There was a sound, like a man sitting down in a leather chair. The sound leather made was no stranger to Bodie, who’d wished all her young life for a chair so fancy for her grandfather. His easy chair was cloth, faded and with torn spots that Bodie kept sewing up.
“You’re not the only person who came home from the military with problems of one sort or another,” she continued, but in a less hostile tone. “People cope. They have to.”
“I’m not coping…very well,” he confessed.
“You have to have a psychologist that you like and trust,” she said, recalling her friend Beth’s entry into therapy over a childhood incident. “I don’t think you liked your last one at all.”
“I didn’t,” he said curtly. “Smart guy, never had a pain or injury in his life, said you just had to pull yourself together like a man and face the fact that you’re crippled....”
“Oh, for heaven’s sake!” she exclaimed. “You should have walked right out the door!”
“I did,” he muttered. “Then everybody said I wasn’t trying because I quit therapy.”
“You should have told why you quit, and nobody would have said anything,” she shot back.
He sighed. “Yes. I guess I should have.”
“Aren’t you supposed to be on the road in the morning with Big Red for that cattle show?” she asked suddenly, naming their prize bull who was on the show circuit. He’d won all sorts of awards. Cane took one of the ranch cowboys along with him on the road, to help manage the big bull who was, however, gentle as a lamb on the lead. Having another man who could help if Big Red got out of hand was a smart precaution.
“I’m headed out later, in fact. I just wanted to make sure I hadn’t abused your trust,” he added gently. “Not good policy, to alienate your only caretaker.”
“Tank or Mallory could save bars from you if they had to,” she pointed out.
“Well, yes, but not without some broken teeth. You can do it with fewer bruises.”
“Nice to know I’m useful,” she replied with a smile in her voice.
There was another pause. He didn’t like talking on the telephone. He did it reluctantly at best. “You dating anybody from that college you go to?” he asked suddenly.
Her heart jumped. “Why?”
“Just curious.”
“I’m too busy studying to run around with men,” she muttered. “I wasn’t blessed with the size brain all you Kirk boys have. I have to dig for my grades.”
“We all have degrees,” he admitted. “But we had to dig for ours, too. Well, maybe not Mallory. He’s just smart.”
“He is.”
“When do you go back to school?”
“Tomorrow morning before daylight,” she said heavily. “My first final is after lunch tomorrow. It’s finals all week.”
There was another pause. “You coming back home after you finish those?”
“Yes. I’ll be here until the first of the year, through the holidays. Granddaddy would be all alone without me. We only have each other.”
“And your stepfather,” he said, but without any warmth in his tone.
“Will Jones is not part of my family,” she bit off. “Not at all.”
“Can’t say I blame you for not claiming him,” he admitted. “None of us ever understood what your mother saw in him.”

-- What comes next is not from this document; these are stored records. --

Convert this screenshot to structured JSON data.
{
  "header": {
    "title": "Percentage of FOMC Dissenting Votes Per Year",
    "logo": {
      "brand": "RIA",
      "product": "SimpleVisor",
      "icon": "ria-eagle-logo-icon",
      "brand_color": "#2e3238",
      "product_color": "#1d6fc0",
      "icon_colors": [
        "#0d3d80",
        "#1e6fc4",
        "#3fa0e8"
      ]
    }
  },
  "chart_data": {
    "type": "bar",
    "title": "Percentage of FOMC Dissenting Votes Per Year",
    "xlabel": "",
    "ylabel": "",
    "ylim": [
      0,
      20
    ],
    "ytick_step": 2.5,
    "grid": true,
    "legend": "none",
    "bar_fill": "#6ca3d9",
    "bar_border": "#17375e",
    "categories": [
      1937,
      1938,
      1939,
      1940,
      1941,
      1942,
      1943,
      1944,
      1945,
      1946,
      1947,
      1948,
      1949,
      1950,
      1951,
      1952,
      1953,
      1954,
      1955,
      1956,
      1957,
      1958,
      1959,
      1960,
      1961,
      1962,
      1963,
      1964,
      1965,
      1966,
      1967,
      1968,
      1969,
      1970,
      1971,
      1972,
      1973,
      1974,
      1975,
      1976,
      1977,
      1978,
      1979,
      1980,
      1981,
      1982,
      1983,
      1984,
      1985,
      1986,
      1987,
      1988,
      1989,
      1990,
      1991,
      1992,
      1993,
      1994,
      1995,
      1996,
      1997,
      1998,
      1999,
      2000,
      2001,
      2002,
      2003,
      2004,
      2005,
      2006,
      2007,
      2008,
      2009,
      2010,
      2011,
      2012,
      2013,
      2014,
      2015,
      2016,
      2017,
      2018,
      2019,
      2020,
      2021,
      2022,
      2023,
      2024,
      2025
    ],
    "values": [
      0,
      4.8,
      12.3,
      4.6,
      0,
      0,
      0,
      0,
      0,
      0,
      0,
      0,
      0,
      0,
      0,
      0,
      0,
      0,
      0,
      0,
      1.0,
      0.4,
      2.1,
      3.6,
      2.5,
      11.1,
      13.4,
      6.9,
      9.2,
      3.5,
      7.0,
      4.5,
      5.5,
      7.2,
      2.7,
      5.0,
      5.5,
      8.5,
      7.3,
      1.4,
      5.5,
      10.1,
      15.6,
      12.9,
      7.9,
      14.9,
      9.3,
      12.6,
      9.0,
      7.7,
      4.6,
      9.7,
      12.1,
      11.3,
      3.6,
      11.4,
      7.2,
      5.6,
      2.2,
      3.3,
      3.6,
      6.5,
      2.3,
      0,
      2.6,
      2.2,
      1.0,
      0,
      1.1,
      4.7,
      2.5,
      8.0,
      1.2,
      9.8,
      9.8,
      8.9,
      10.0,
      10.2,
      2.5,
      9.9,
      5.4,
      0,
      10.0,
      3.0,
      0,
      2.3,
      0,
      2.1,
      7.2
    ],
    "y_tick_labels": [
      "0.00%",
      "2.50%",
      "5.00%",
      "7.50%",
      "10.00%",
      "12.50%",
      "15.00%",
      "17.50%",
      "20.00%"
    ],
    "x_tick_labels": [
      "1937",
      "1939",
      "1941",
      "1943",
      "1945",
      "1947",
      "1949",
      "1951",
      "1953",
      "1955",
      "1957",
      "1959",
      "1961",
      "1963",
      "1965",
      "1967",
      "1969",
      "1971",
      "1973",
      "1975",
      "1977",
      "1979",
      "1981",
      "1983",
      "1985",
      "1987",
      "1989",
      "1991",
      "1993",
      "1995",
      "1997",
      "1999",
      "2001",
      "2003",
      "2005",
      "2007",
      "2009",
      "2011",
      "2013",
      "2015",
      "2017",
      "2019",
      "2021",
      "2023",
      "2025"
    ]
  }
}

Not for worlds would Bodie admit what her mother had said, that she knew she was dying and it was worth putting up with her new husband’s quirks because he was well-to-do and was willing to pay her medical bills and take care of Bodie. It had been a little more complicated than that. Bodie had spent the past two years getting undressed in bathrooms and locking her door at night to prevent any unwanted attention from her mother’s husband. Then when her mother died, everything had come to a head just after the funeral and she’d gone to Granddaddy’s home for good.
“There’s no accounting for taste,” Cane said.
“Truly.”
“It was money, wasn’t it?” he asked suddenly. “She was sick for a long time and couldn’t work.”
Bodie’s heart skipped. Her bow lips made a thin line. “Something like that.”
“She was proud,” he said unexpectedly. “Not the sort of person to ever ask for help.”
She didn’t reply.
“All right, I won’t pry,” he said after the silence. “So, I guess I’ll see you when you come home.”
“Yes,” she said, hesitant.
“If I said or did anything to upset you, I’m sorry,” he added. “I wish I could remember, but the whole night’s a blur. Tank said you looked a little ruffled when he drove you home.”